Snape? I just don't see that being his tragic flaw. If he's made a big
mistake here it seems far more dramatically correct and more Rowling to have
it turn on his bitterness and resentment, not arrogance. The type of
arrogant Snape is is just so different than James', and the way it's
described in this scene (I'll just take the vow because it's a challenge and
I'm sure I'll succeed because I always do) reads to me more like classic
James--the threat of death just makes it more thrilling (as opposed to
Severus 'I COULD HAVE DIED IN THE PRANK!' Snape). Snape more has the
arrogance of the resentful geek, imo. He knows he's smarter than others a
lot of the time, but resents feeling he's overlooked in favor of the stars.
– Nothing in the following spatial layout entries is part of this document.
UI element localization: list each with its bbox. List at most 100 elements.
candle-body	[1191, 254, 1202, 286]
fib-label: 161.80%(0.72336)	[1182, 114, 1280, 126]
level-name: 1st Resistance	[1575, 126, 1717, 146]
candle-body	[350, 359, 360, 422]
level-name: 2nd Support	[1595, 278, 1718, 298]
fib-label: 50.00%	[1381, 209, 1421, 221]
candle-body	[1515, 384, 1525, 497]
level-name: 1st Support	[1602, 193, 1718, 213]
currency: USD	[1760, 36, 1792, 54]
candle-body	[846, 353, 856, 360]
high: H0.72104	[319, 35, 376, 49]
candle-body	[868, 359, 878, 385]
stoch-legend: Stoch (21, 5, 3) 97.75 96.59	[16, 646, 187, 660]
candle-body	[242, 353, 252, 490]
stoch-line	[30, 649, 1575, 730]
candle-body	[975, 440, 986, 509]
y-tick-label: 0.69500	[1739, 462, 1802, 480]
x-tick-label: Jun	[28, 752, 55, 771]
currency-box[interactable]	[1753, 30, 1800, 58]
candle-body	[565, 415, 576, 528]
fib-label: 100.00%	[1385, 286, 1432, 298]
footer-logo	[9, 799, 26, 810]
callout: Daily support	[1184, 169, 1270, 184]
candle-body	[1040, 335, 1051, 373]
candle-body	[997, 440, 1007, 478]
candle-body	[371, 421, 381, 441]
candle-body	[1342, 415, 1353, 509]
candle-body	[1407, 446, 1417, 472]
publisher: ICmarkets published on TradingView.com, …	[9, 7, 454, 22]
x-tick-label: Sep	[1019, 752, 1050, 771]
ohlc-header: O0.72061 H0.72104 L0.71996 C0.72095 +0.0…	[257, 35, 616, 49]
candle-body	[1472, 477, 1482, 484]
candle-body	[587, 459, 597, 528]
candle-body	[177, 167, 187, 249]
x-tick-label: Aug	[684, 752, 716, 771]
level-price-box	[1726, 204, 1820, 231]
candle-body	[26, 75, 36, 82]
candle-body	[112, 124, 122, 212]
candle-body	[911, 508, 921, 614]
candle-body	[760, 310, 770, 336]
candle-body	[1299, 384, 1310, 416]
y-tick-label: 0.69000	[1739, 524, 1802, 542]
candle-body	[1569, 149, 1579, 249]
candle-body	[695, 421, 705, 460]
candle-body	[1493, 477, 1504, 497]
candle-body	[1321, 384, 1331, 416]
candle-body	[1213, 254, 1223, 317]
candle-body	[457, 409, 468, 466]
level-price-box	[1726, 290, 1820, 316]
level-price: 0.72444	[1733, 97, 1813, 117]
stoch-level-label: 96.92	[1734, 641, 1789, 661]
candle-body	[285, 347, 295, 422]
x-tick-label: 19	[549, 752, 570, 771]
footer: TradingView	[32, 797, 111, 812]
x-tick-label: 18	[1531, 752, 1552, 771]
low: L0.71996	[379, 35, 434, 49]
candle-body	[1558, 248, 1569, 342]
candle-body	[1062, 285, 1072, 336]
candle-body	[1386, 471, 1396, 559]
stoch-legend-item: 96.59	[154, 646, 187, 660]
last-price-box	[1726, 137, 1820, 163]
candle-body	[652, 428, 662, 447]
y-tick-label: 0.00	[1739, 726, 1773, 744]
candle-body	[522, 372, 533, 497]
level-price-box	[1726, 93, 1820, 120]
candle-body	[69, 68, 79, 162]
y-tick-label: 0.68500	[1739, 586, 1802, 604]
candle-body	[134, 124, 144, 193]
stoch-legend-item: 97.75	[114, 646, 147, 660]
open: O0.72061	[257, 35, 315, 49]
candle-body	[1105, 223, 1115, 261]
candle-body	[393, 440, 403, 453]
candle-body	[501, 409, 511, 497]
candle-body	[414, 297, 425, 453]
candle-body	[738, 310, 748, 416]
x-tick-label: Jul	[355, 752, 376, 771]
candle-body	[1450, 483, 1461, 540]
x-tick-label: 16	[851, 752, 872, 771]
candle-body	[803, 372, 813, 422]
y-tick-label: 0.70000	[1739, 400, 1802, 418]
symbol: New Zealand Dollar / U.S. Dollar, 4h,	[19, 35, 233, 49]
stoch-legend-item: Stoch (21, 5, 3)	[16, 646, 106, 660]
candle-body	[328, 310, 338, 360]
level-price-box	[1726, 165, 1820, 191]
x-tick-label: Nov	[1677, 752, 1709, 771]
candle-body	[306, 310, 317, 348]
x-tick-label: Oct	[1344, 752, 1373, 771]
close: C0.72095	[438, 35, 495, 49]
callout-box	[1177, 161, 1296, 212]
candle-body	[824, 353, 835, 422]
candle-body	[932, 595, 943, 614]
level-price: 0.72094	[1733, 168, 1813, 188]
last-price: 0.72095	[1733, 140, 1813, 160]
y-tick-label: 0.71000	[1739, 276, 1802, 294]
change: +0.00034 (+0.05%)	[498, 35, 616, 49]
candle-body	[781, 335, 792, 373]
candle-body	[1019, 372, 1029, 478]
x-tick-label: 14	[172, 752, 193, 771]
I'm remembering him getting so wound up by Crouch!Moody suggesting
Dumbledore didn't trust him. It seems like Snape's always in that position.
Doing something stupid to "show them all" I can see much more than taking
this kind of risk since he already is insecure about how people think of
him.
So yeah, it just seems like "his arrogance did him in" misses the heart of
Snape, who so far has had to be so careful about how he behaves in order to
survive.
He doesn't need to take the vow on any level, after all. Not to find out
what the task is (Narcissa is about to tell him and he cuts her off
pre-Vow), not to show he's loyal to Voldemort (he's vowing to do something
Voldemort expressly wants done by someone else, and it's not Voldemort who's
telling him to do it), not to prove he's not loyal to Dumbledore for the
same reason. His hand twitched at the third provision, but he still doesn't
have to take it. He could just as easily say, "The Dark Lord has ordered
that Draco do it. I will not disobey him. Nix on that third vow. Moving
on." He's not trapped there, imo. To me the twitch indicates him making
the choice to stick with the vow, even though he doesn't want to do it.